Sequential Coordination of Deep Models for Learning Visual Arithmetic
This addresses the challenge of combining perception and reasoning in AI for tasks like visual arithmetic, though it is incremental as it builds on existing methods like deep neural networks and reinforcement learning.
The paper tackles the problem of integrating perception and reasoning for visual arithmetic tasks, such as performing arithmetic on handwritten digits in images, by proposing a two-tiered architecture with a controller coordinating specialized modules, achieving improved sample efficiency over standard feedforward networks.
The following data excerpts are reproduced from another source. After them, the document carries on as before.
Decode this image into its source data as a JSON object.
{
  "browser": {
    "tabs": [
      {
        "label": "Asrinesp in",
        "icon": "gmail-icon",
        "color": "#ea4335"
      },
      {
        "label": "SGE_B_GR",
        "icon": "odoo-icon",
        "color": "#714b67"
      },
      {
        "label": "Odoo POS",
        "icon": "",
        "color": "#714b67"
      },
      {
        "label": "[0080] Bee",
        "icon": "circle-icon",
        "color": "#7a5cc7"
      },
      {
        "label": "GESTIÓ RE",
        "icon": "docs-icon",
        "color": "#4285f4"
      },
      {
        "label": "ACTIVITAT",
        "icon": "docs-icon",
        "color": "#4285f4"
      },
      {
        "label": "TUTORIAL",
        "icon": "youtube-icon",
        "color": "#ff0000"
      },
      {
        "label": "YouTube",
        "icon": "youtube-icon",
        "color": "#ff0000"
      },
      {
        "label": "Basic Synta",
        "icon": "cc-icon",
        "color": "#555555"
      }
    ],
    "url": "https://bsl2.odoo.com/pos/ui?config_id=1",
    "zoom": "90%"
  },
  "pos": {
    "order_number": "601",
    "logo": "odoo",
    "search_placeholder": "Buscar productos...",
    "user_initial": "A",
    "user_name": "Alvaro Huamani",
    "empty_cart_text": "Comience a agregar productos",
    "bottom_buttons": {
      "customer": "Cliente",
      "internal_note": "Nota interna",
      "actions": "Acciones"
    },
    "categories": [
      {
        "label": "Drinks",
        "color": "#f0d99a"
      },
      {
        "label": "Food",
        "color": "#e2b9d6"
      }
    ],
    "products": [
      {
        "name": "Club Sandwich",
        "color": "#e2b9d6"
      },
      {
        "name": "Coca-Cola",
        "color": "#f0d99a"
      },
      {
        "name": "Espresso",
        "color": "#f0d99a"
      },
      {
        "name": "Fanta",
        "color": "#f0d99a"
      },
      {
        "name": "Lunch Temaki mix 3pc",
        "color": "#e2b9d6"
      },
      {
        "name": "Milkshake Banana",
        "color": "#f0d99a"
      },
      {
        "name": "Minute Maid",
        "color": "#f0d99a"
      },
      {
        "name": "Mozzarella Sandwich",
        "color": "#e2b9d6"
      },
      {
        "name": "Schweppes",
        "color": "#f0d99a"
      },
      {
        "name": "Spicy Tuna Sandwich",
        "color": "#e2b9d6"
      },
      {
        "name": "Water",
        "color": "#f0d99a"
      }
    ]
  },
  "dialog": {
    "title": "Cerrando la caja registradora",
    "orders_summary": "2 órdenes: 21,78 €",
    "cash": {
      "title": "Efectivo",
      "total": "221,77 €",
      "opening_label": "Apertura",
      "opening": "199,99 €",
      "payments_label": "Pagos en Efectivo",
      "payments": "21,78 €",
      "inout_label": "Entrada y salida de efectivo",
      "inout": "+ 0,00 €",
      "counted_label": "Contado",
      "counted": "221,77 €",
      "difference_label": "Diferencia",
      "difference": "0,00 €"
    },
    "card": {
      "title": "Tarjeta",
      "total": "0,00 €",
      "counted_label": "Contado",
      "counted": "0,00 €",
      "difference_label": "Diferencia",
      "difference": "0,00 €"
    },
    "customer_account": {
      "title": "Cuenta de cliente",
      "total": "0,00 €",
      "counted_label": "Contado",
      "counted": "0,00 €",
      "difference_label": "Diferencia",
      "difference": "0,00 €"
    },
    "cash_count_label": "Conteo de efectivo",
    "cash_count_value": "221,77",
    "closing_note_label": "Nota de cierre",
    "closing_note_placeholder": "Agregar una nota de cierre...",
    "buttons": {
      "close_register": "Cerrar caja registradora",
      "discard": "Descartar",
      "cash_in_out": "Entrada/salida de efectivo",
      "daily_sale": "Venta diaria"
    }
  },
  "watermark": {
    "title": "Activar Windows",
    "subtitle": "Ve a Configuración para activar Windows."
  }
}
Achieving machine intelligence requires a smooth integration of perception and reasoning, yet models developed to date tend to specialize in one or the other; sophisticated manipulation of symbols acquired from rich perceptual spaces has so far proved elusive. Consider a visual arithmetic task, where the goal is to carry out simple arithmetical algorithms on digits presented under natural conditions (e.g. hand-written, placed randomly). We propose a two-tiered architecture for tackling this problem. The lower tier consists of a heterogeneous collection of information processing modules, which can include pre-trained deep neural networks for locating and extracting characters from the image, as well as modules performing symbolic transformations on the representations extracted by perception. The higher tier consists of a controller, trained using reinforcement learning, which coordinates the modules in order to solve the high-level task. For instance, the controller may learn in what contexts to execute the perceptual networks and what symbolic transformations to apply to their outputs. The resulting model is able to solve a variety of tasks in the visual arithmetic domain, and has several advantages over standard, architecturally homogeneous feedforward networks including improved sample efficiency.